The Majatran Socialist Ba'ath Party - Jakania Region (Majatran: حزب البعث الاشتراكي, tr. Hizb al-Ba'ath al-Majatraniyah al-Ishtiraki - Qutr Jakaniyah) was the first branch of the ba'athist party founded by Ra'd Mohammed El-Amin on May 7th, 3408. It was the largest branch of the Ba'athist party and alongside the Kafuri branch, the Jakanian branch is the most successful branch.

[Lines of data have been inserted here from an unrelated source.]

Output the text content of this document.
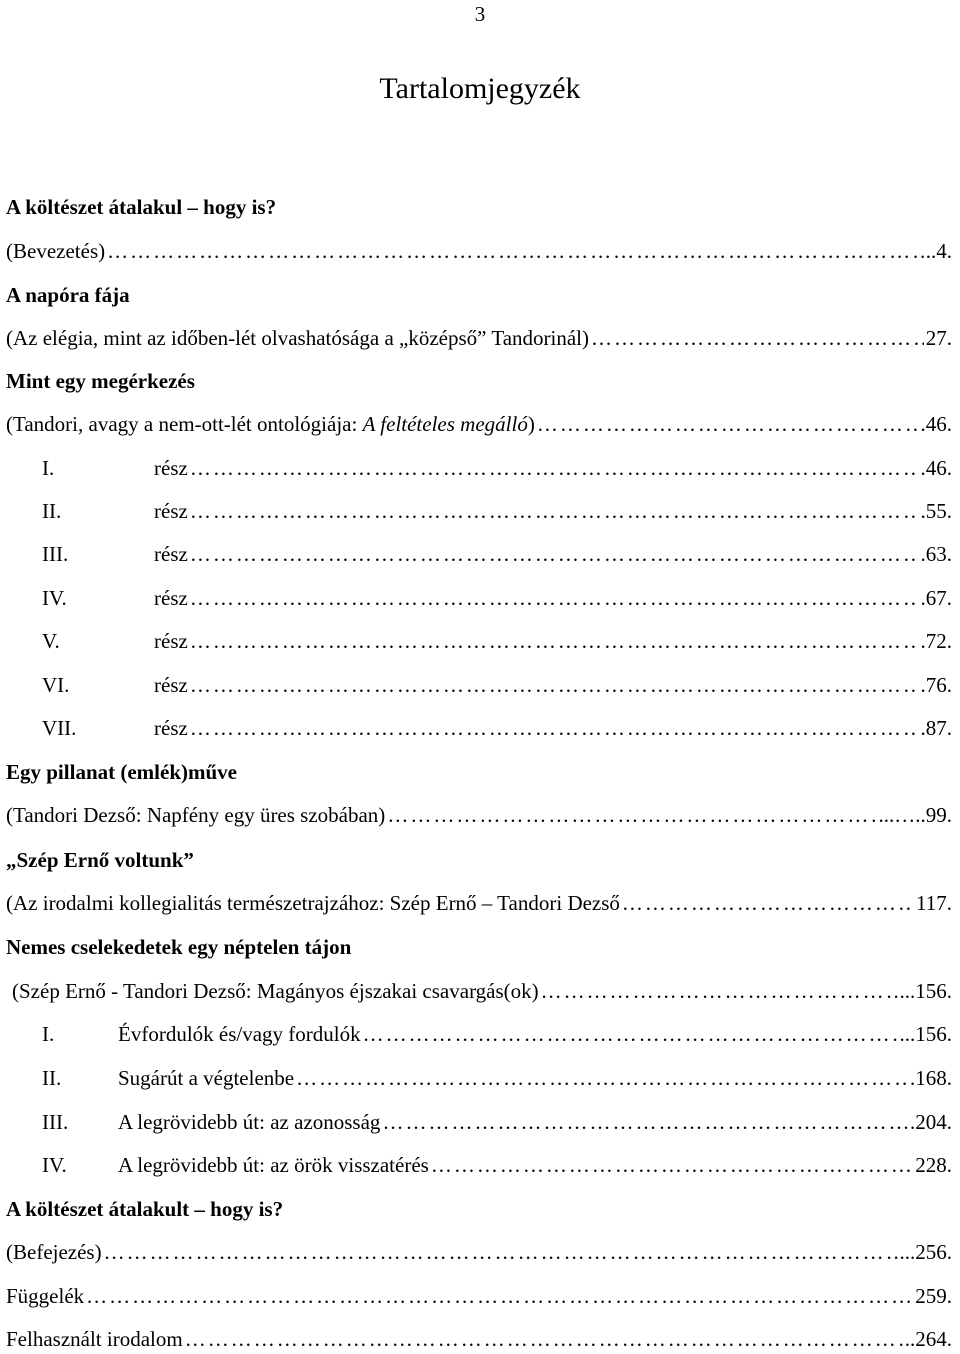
3
Tartalomjegyzék
A költészet átalakul – hogy is?
(Bevezetés) ………………………………………………………………………………………………………………………………………………………………………………………………………………	..4.
A napóra fája
(Az elégia, mint az időben-lét olvashatósága a „középső” Tandorinál) ………………………………………………………………………………………………………………………………………………………………………………………………………………	27.
Mint egy megérkezés
(Tandori, avagy a nem-ott-lét ontológiája: A feltételes megálló) ………………………………………………………………………………………………………………………………………………………………………………………………………………	.46.
I.	rész ………………………………………………………………………………………………………………………………………………………………………………………………………………	.46.
II.	rész ………………………………………………………………………………………………………………………………………………………………………………………………………………	.55.
III.	rész ………………………………………………………………………………………………………………………………………………………………………………………………………………	.63.
IV.	rész ………………………………………………………………………………………………………………………………………………………………………………………………………………	.67.
V.	rész ………………………………………………………………………………………………………………………………………………………………………………………………………………	.72.
VI.	rész ………………………………………………………………………………………………………………………………………………………………………………………………………………	.76.
VII.	rész ………………………………………………………………………………………………………………………………………………………………………………………………………………	.87.
Egy pillanat (emlék)műve
(Tandori Dezső: Napfény egy üres szobában) ………………………………………………………………………………………………………………………………………………………………………………………………………………	...…..99.
„Szép Ernő voltunk”
(Az irodalmi kollegialitás természetrajzához: Szép Ernő – Tandori Dezső ………………………………………………………………………………………………………………………………………………………………………………………………………………	117.
Nemes cselekedetek egy néptelen tájon
(Szép Ernő - Tandori Dezső: Magányos éjszakai csavargás(ok) ………………………………………………………………………………………………………………………………………………………………………………………………………………	...156.
I.	Évfordulók és/vagy fordulók ………………………………………………………………………………………………………………………………………………………………………………………………………………	...156.
II.	Sugárút a végtelenbe ………………………………………………………………………………………………………………………………………………………………………………………………………………	.168.
III. A legrövidebb út: az azonosság ………………………………………………………………………………………………………………………………………………………………………………………………………………	.204.
IV. A legrövidebb út: az örök visszatérés ………………………………………………………………………………………………………………………………………………………………………………………………………………	228.
A költészet átalakult – hogy is?
(Befejezés) ………………………………………………………………………………………………………………………………………………………………………………………………………………	...256.
Függelék ………………………………………………………………………………………………………………………………………………………………………………………………………………	259.
Felhasznált irodalom ………………………………………………………………………………………………………………………………………………………………………………………………………………	..264.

The Jakanian branch has lost prominence in the rise of the Turjak majority in Jakania but the Majatran population in Jakania does still have membership within the Ba'athist party.

Kafuristan regionEdit

The Nationalist Party for the Kafuri Resurrection (Majatran: Hizb al-Ba'th al-Qafuri al-Qawmi) previously known as the Majatran Socialist Ba'ath Party - Kafuristan Region (Majatran: حزب البعث الاشتراكي, tr. Hizb al-Ba'ath al-Majatraniyah al-Ishtiraki - Qutr al-Qalb) was established in June 3051 however did not adopt the Ba'athist ideology until shortly after the creation of the Jakanian ba'athist party.

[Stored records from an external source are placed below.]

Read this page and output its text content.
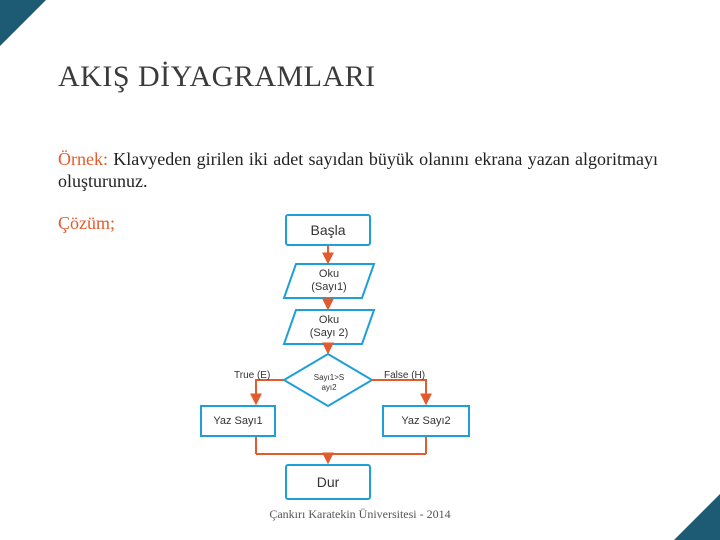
AKIŞ DİYAGRAMLARI
Örnek: Klavyeden girilen iki adet sayıdan büyük olanını ekrana yazan algoritmayı oluşturunuz.
Çözüm;	Başla
Oku
(Sayı1)
Oku
(Sayı 2)
Sayı1>S
ayı2
True (E)	False (H)
Yaz Sayı1	Yaz Sayı2
Dur
Çankırı Karatekin Üniversitesi - 2014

In December, 4521 the Majatran Socialist Ba'ath Party - Kafuristan Region was the only branch currently holding government of the Ba'athist party; it dominated the National Command and the Secretary-General was Sahl bin Qadir al-Sadhi, a descendant of founder of the al-Sadhi organization. The party temporarily stepped out of national affairs and returned in October, 4548 to compete in the national elections for Kafuristan. Sahl bin Qadir al-Sadhi was succeeded by Republican Guard General Abdur Rahmaan al-Sadhi, brother of the outgoing Secretary-General in 4535, he currently serves as the Secretary-General for the National Command and the Regional Secretary-General of the Ba'athist party.

Al'Badaran regionEdit

The Majatran Socialist Union (Majatran: Hizb Al-Ittihad Al-Ishtiraki Al-Majatriyah) also known as the Majatran Socialist Ba'ath Party - Al'Badara Region (Majatran: حزب البعث الاشتراكي, tr. Hizb al-Ba'ath al-Majatraniyah al-Ishtiraki - Qutr al-Badariyyah) was established in October 16th, 3409 by Zayd Mahdi Karim shortly after the establishment of the first Ba'athist party in Jakania. It is one of the smallest branches of the party and has never held any seats of power in Al'Badara.